Du karaté pour mater le cancer

Des associations s’engagent auprès des patients pour les accompagner dans une pratique sportive – qui diminue jusqu’à 50 % le risque de rechute dans les cancers. A quand ce sport, désormais « sur ordonnance », financé par les pouvoirs publics ?

LE MONDE |  | Par 
Dix mille pas et plus. « Au début, on nous a pris pour des fous », se souvient Thierry Bouillet, oncologue au CHU Avicenne de Bobigny (AP-HP, Seine-Saint-Denis). On est en 1998. Il ne sait pas quoi faire pour soulager ses patientes touchées par le cancer, qui se plaignent de fatigue. Avec Jean-Marc Descotes, professeur de karaté et ancien sportif de haut niveau, qu’il a croisé lorsqu’il était médecin de l’équipe de France, ils proposent à ses patientes des cours de karaté. Elles sont trois. Rapidement, elles retrouvent le sourire, sont moins fatiguées, se maquillent à nouveau…
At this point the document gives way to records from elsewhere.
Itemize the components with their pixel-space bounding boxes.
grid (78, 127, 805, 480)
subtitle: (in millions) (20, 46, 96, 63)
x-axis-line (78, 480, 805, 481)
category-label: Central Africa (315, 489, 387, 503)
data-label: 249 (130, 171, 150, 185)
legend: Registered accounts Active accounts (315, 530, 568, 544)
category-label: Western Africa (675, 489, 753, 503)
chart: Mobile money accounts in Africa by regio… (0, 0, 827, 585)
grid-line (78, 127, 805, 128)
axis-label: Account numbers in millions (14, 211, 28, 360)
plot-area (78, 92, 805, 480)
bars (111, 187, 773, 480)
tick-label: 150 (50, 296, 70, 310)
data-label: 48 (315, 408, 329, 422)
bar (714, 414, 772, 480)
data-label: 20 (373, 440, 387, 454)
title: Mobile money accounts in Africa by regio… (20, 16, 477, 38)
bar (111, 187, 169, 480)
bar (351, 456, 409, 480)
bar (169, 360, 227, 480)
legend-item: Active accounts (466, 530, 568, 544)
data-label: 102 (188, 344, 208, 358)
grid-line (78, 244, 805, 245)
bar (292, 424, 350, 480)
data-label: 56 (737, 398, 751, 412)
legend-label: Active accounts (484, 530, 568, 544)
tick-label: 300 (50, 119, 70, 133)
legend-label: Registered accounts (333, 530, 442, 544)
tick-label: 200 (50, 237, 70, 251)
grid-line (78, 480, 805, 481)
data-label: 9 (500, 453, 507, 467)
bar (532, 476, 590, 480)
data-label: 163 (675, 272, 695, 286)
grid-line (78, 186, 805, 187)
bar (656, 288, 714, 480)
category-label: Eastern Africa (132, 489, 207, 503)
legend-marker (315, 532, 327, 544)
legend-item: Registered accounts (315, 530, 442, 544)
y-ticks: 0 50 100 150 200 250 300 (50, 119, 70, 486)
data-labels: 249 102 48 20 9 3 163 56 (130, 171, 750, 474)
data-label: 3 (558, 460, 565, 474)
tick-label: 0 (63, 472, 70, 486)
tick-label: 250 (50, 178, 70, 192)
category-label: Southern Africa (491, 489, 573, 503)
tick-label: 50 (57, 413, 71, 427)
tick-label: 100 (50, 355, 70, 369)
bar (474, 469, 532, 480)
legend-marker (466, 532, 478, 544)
« C’était intuitif, nous voulions essayer de leur redonner du bonheur », dit Thierry Bouillet. Deux ans plus tard, tous deux créent l’association CAMI sport & cancer. Objectif : aider les patients à se reconnecter avec leur corps, souvent meurtri. L’injonction peut sembler paradoxale. Et pourtant, les données scientifiques sont claires. Les premières sont apparues autour de 2004. Une activité physique régulière et soutenue ­diminue le risque de rechute de 50 % sur des cancers du sein, de la prostate, du colon. « C’est ce que montrent des cohortes de dizaines de milliers de personnes dans le monde », explique Thierry Bouillet. Des bénéfices observés aussi dans d’autres tumeurs. Cela permet de diminuer les effets secondaires des traitements, de 36 % en moyenne pour la fatigue. Le sport contribue en outre à maintenir les capacités physiques des patients. Sans compter l’effet positif sur l’état psychologique, notamment par le renforcement des liens sociaux.


Devenir acteur


Que se passe-t-il dans le corps ? Au niveau cellulaire, l’activité physique modifie les cytokines (responsables entre autres de la fatigue) et augmente l’adiponectine (qui a un effet anti-inflammatoire). Elle diminue aussi la sécrétion d’insuline, stimulant important des cellules cancéreuses. De plus, le renforcement de la masse musculaire réduit la toxicité des traitements. Sur le tapis, les participants sont unanimes : « ça me défatigue »« ça me permet d’expulser de la colère », « on devient acteurs »

Thierry Bouillet n’hésite pas à parler d’activité physique comme d’un médicament. Il faut une ­intensité et une durée minimales et, surtout, une pratique spécifique à chaque personne. Les séances proposées par la CAMI sont « protocolisées », avec une évaluation au départ, un suivi, « c’est un projet thérapeutique », résume Jean-Marc Descotes. D’où la nécessité d’être formés. Un diplôme universitaire Sport et cancer a d’ailleurs été créé en 2009 à l’université Paris-XIII-Nord (Bobigny).






Depuis 2000, la CAMI a essaimé, avec une cinquantaine de centres aujourd’hui – dans des services de soins ou en ville – et plus de 2 500 patients qui s’entraînent chaque semaine. Au karaté s’ajoutent la danse, la marche nordique, le yoga… Un bémol toutefois, l’activité physique n’est pas intégrée dans le parcours de soins. Les soignants n’en parlent pas forcément, par méconnaissance ou par surcharge de travail.

Autre frein, la loi de janvier 2016 a certes prévu la prescription du « sport sur ordonnance ». C’est un pas. Mais ce ne sont pour l’heure que des intentions de principe. La CAMI est soutenue par des mutuelles comme Malakoff Médéric, la MAIF… mais ne dispose pas de financement pérenne. Ce qui pourrait peser sur sa survie en 2018, s’inquiète Jean-Marc Descotes. Pourtant, comme l’a rappelé Thierry Bouillet le 26 septembre, devant la commission des affaires ­sociales et culturelles de l’Assemblée nationale : un traitement pour une rechute de certains cancers du sein coûtant entre 8 000 et 10 000 euros par mois, l’économie peut être substantielle…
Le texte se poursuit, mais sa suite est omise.